Feuerverbot tritt am 10. Juli 2026, 12 Uhr in Kraft
Die Kantone Obwalden und Nidwalden haben in Absprache mit anderen Zentralschweizer Kantonen wegen der andauernden Trockenheit ein absolutes Feuerverbot beschlossen. Es gilt ab Freitag, 10. Juli 2026, 12:00 Uhr und bleibt bis auf Widerruf in Kraft. Grundlage für die Massnahme ist die Einstufung der Waldbrandgefahr auf Warnstufe 4 (gross).
Was genau verboten ist
Das Verbot umfasst sämtliche Tätigkeiten, die durch offene Flamme oder Glut zu Bränden führen können.
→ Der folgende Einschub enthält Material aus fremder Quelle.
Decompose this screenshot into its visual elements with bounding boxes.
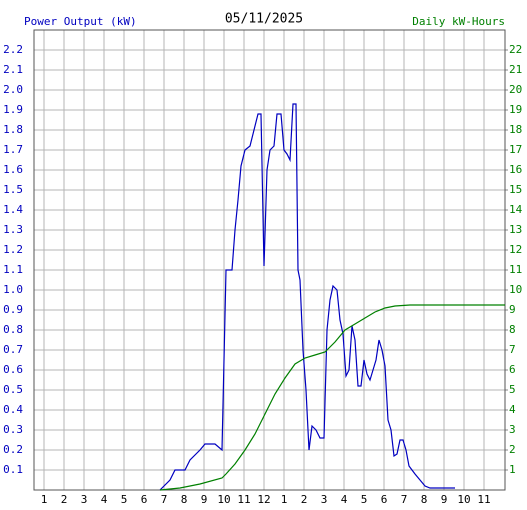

Konkret sind betroffen:
- Feuer im Wald und in Waldesnähe (bis 50 Meter) anzuzünden;
- Höhenfeuer und das Abbrennen von Feuerwerkskörpern im Kantonsgebiet;
- das Wegwerfen von Streichhölzern, Glimmstängeln oder anderen Raucherwaren;
- Grillieren auf offenen Feuerstellen, Feuerschalen und mit Einweggrills;
- das Steigenlassen von Heissluftballons oder sogenannten «Himmelslaternen».
Ausnahmen und Vollzug
Vom Verbot ausgenommen sind nur polizeilich bewilligte Feuerwerke auf dem See, vorausgesetzt, sie finden in mindestens 200 Metern Abstand zum Ufer statt. Alle übrigen Verstösse gegen das Feuerverbot werden polizeilich geahndet.
| Aspekt | Regelung |
|---|---|
| Geltungsbeginn | 10. Juli 2026, 12:00 Uhr |
| Gefahrenstufe | Warnstufe 4 (gross) |
| Räumlicher Geltungsbereich | Wald und Waldrand bis 50 m; gesamtes Kantonsgebiet für Feuerwerk |
| Ausnahme | Polizeilich bewilligte Feuerwerke auf dem See, ≥200 m vom Ufer |
Warum die Massnahme nötig ist
Die anhaltende Trockenheit hat die Brandgefahr in Wäldern und auf Wiesen markant erhöht. Kurz anhaltende Gewitter mit einzelnen Schauern reichen laut den kantonalen Wetterprognosen nicht aus, um die Lage zu entspannen. Eine spürbare Verbesserung ist erst nach einer intensiven Niederschlagslage von mindestens zwei Tagen zu erwarten; bis dahin bleibt die Gefahr hoch.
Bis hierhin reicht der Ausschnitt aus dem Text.